Exodus 2048

Installation view, “Museum as Hub: Be(com)ing Dutch at a Distance,” New Museum, New York, 2009. Photo: Benoit Pailley

Exodus 2048

Artist: Michael Blum

(b. 1966, Jerusalem; lives and works in New York)
Exodus 2048, 2008
Mixed-medium installation
Courtesy the artist

The year is 2048. Global politics have changed dramatically and the U.S. no longer plays such a prominent role. One effect of this new development on an economic and a political level is that they have stopped giving aid to Israel. The West Bank and the Gaza Strip are at the point of exploding because of the enormous growth of the Palestinian population. The pressure on the Israeli Jews is so great that they are forced to leave the Holy Land. A boat with 4,500 refugees is adrift in the North Sea and after a heated debate in the Dutch parliament the refugees are accommodated in various public buildings throughout the Netherlands. The Van Abbemuseum is one of these and provides temporary accommodation for 113 Israeli refugees in the clock tower while they await their asylum application.

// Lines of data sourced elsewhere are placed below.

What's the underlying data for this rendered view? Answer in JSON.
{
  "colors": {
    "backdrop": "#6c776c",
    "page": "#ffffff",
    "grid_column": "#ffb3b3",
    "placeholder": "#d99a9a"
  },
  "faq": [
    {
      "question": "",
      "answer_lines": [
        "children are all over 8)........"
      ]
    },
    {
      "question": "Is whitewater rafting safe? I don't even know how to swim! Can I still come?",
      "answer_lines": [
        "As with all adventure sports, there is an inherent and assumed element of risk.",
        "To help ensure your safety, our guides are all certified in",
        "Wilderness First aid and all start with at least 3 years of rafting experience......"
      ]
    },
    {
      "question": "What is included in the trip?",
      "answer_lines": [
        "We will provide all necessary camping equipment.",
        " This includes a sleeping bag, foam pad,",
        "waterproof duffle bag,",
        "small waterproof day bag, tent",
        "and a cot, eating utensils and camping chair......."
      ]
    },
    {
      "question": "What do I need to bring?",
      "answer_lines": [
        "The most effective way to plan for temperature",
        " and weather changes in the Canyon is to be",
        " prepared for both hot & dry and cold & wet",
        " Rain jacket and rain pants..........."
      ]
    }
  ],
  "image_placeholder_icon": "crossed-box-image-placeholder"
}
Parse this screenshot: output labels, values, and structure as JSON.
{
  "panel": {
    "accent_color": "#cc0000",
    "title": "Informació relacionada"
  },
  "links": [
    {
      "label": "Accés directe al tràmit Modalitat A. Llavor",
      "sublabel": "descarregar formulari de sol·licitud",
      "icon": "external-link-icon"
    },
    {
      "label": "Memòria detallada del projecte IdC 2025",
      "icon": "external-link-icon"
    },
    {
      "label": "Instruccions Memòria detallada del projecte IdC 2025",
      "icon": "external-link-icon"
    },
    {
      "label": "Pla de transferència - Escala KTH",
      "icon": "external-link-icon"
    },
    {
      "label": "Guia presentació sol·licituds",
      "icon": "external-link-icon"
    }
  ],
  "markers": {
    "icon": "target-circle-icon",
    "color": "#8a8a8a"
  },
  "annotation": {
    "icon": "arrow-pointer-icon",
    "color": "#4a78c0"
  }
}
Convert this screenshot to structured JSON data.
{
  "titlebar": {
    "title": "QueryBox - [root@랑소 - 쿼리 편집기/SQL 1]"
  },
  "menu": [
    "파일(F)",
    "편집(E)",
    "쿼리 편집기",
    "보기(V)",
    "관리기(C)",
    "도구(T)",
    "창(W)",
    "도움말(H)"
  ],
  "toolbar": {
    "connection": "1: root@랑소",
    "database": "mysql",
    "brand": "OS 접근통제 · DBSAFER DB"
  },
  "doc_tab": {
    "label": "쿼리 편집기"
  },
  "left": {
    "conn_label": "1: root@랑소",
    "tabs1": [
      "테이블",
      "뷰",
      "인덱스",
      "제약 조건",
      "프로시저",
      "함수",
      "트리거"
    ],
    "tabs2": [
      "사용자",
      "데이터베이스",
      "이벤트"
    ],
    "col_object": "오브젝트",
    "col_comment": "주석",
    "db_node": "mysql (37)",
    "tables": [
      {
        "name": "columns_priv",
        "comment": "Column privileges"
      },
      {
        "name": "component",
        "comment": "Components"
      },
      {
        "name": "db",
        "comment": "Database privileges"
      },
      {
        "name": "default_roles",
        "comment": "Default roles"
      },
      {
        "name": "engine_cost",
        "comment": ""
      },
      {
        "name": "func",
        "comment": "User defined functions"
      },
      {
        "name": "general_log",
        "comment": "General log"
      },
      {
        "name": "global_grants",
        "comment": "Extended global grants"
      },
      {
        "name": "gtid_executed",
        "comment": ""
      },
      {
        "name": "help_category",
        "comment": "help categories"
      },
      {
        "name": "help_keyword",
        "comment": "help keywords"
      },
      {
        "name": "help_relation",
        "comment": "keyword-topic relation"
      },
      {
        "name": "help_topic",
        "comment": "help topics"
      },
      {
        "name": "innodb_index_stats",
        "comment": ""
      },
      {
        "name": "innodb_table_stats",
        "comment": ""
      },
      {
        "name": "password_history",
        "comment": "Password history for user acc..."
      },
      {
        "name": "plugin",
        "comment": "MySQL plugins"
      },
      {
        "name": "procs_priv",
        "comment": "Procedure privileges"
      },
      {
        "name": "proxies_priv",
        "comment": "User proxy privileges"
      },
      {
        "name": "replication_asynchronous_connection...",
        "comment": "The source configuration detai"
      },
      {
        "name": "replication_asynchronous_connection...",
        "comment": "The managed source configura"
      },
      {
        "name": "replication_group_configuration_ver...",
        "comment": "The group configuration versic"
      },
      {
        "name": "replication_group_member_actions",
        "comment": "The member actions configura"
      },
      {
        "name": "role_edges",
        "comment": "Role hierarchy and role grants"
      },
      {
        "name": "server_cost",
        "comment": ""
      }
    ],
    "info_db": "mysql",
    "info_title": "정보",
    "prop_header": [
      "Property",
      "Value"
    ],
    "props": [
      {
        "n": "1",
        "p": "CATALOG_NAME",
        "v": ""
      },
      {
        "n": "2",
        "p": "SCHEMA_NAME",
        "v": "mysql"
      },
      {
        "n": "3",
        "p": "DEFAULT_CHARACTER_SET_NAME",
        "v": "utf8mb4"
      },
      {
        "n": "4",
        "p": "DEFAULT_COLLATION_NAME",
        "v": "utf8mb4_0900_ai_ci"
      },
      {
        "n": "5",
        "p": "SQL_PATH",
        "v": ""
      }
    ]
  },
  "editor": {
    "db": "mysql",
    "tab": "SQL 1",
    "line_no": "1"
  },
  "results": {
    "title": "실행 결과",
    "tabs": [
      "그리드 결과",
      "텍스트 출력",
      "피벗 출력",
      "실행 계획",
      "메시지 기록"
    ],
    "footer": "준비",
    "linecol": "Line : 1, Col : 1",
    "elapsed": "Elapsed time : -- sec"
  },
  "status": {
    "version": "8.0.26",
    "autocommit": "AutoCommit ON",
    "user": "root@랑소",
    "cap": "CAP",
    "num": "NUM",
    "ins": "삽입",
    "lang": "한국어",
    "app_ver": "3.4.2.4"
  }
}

Here in the New Museum, this “what if” scenario, as imagined by Michael Blum and presented in the clock tower of the Van Abbemuseum, is re-created. We have selected this project to represent the “Imagined Future,” which addresses ideas of the future in speculative and provocative new ways. Blum’s project, when situated in the Netherlands, directly addressed the role of the host and the refugee far into the future. Of course it also referred to the past, with its hidden “Anne Frank-like” scenario, as well as the present, by questioning how the Netherlands deals with asylum seekers from the heart of the fortress of Europe. The U.S.’s own particular history in relation to emigration and its strong relationship with Israel are reflected upon in the installation of Exodus 2048 in the New Museum.